During the same interview, Debeugny mentioned working on a 7-billion-parameter model (with only 1 billion active), capable of running on a smartphone in airplane mode.
Dual Sourcing
Before these frugal models become widely accessible, Jules advocates another solution for the SMEs he works with: dual sourcing.
“If you’re using OpenAI, Claude, or Microsoft, all American companies, the demand is so high that the system sometimes cuts out temporarily. If you depend on just one of these tools, you’re taking a risk.”
But in IT, he notes, you can switch AI providers.
“Imagine you’re using Claude by default, and tomorrow at 11 a.m., the service goes down. With a fallback (or failover) system, you automatically switch to another provider, let’s say Mistral. For SMEs, a properly installed AI system with redundancy means that if Provider A fails, you switch to Provider B.”
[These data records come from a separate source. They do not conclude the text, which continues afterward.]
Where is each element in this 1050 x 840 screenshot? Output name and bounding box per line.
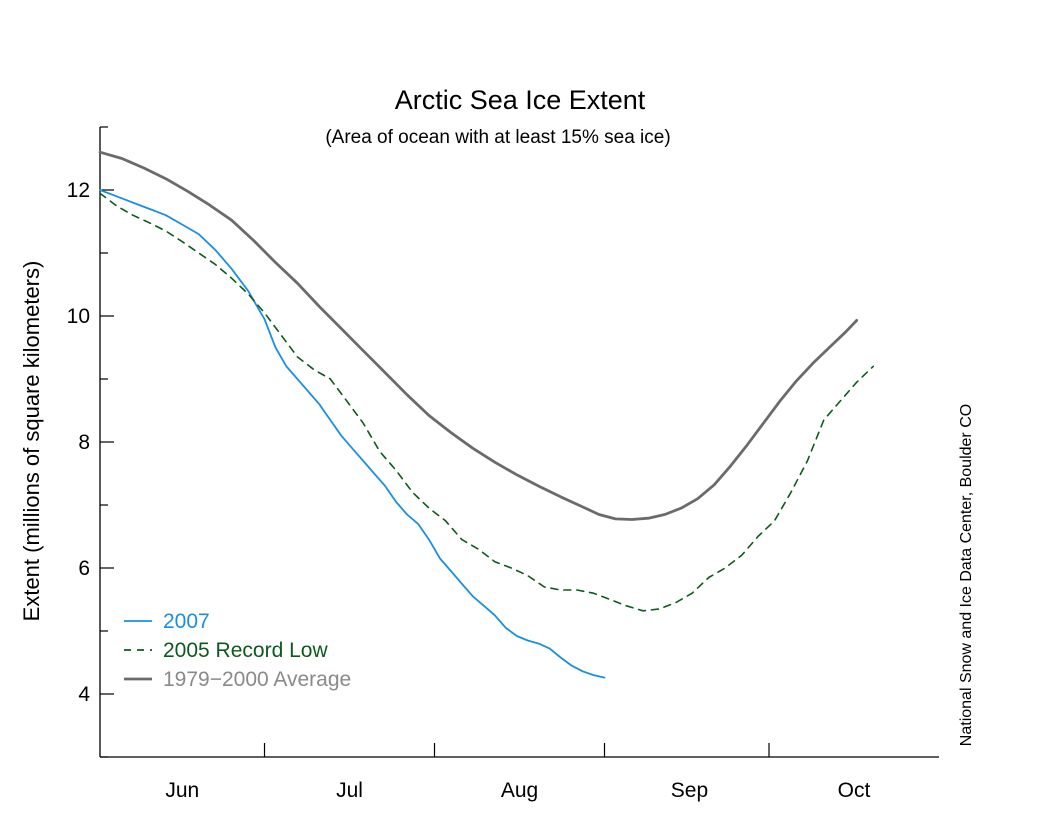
x-tick-label: Jul <box>336 779 363 802</box>
series-line-1 <box>99 192 874 612</box>
x-tick-label: Aug <box>501 779 538 802</box>
y-ticks: 4 6 8 10 12 <box>67 126 114 758</box>
series-line-2 <box>98 150 859 521</box>
x-tick-label: Oct <box>838 779 871 802</box>
chart-title: Arctic Sea Ice Extent <box>395 85 646 115</box>
axes <box>99 127 939 758</box>
y-tick-label: 4 <box>78 683 90 706</box>
credit-text: National Snow and Ice Data Center, Bould… <box>958 404 975 746</box>
x-ticks: Jun Jul Aug Sep Oct <box>165 743 871 802</box>
y-tick-label: 10 <box>67 305 90 328</box>
legend-label: 2005 Record Low <box>163 639 328 662</box>
y-axis-label: Extent (millions of square kilometers) <box>19 261 44 622</box>
legend: 2007 2005 Record Low 1979−2000 Average <box>124 610 351 691</box>
x-tick-label: Jun <box>165 779 199 802</box>
series-line-0 <box>99 189 606 679</box>
chart-subtitle: (Area of ocean with at least 15% sea ice… <box>325 127 670 148</box>
legend-label: 1979−2000 Average <box>163 668 351 691</box>
y-tick-label: 6 <box>78 557 90 580</box>
legend-label: 2007 <box>163 610 210 633</box>
x-tick-label: Sep <box>671 779 708 802</box>
y-tick-label: 12 <box>67 179 90 202</box>
y-tick-label: 8 <box>78 431 90 454</box>
series-group <box>98 150 874 679</box>
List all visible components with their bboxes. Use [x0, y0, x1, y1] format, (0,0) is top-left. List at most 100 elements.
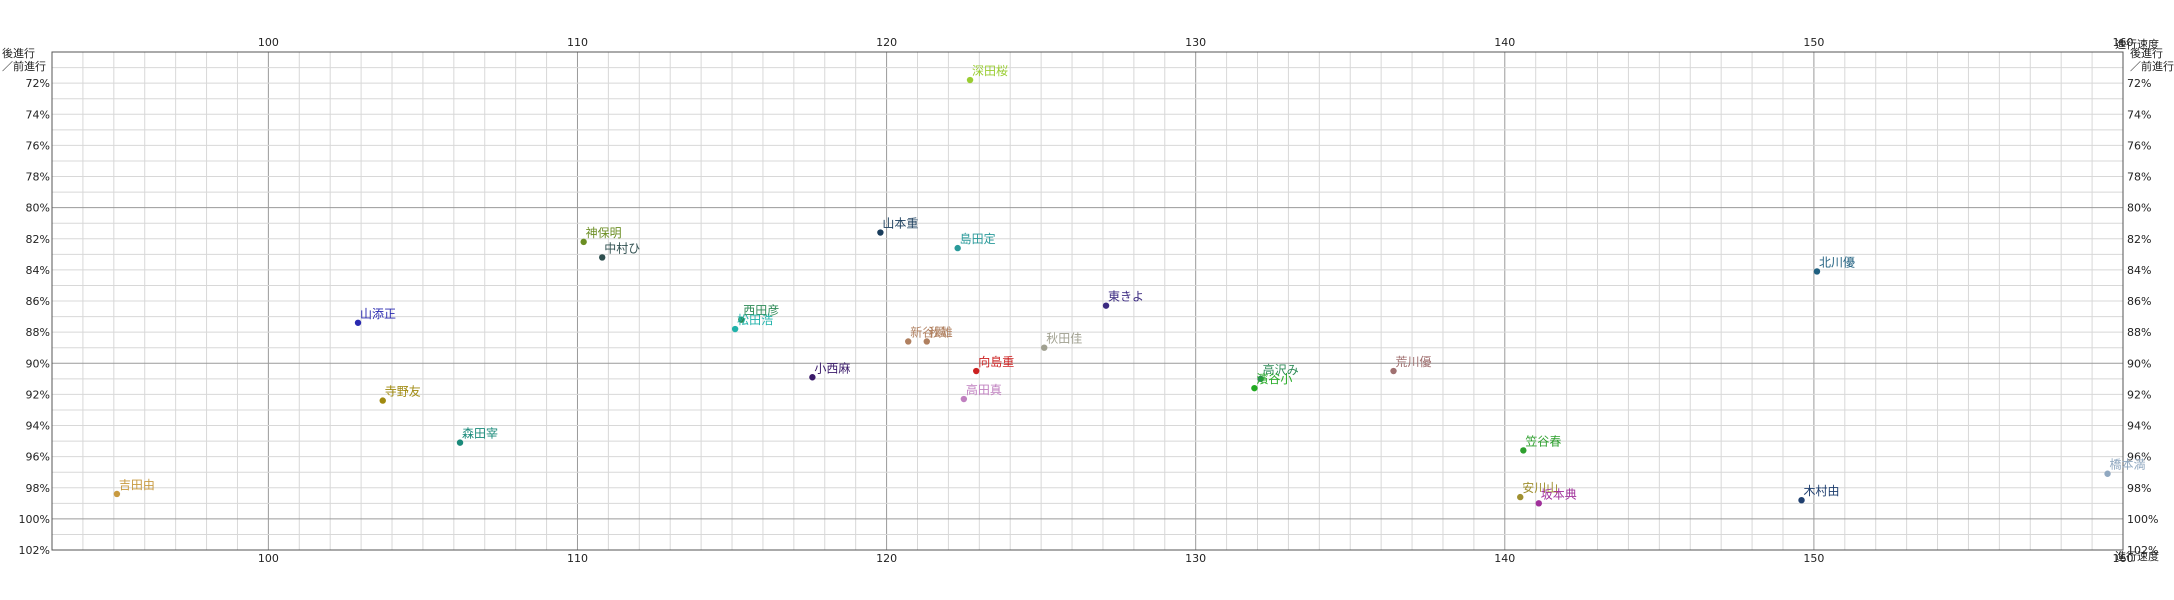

The goal is to avoid dependence on a single provider by diversifying sources to ensure service continuity. This approach, called dual sourcing, is already widely adopted in industry to diversify supply chains in a world marked by cascading crises.
“Businesses understand they shouldn’t rely on a single supplier for raw materials. The same goes for AI.”
For his clients, Jules deploys open-source tools like Open WebUI, an interface that connects multiple APIs, including Mistral’s and Scaleway’s, which offers Chinese models like Qwen (developed by Alibaba Cloud).
“These are Chinese models hosted in Europe. No data leaves for China, which is crucial for sovereignty. Ideally, I’d like to add a third provider, but options are limited if we want to stay in France.”
A Chance to Rethink AI?
Just as some see the Strait of Hormuz blockade as an opportunity to accelerate the energy transition, the token shortage might be our chance to avoid the “AI-for-everything” trap. Before deploying AI systematically, every business should ask: Is it truly relevant? Just as you wouldn’t drive a car to cross the street, there’s no need for AI where a simpler, less resource-intensive solution would suffice.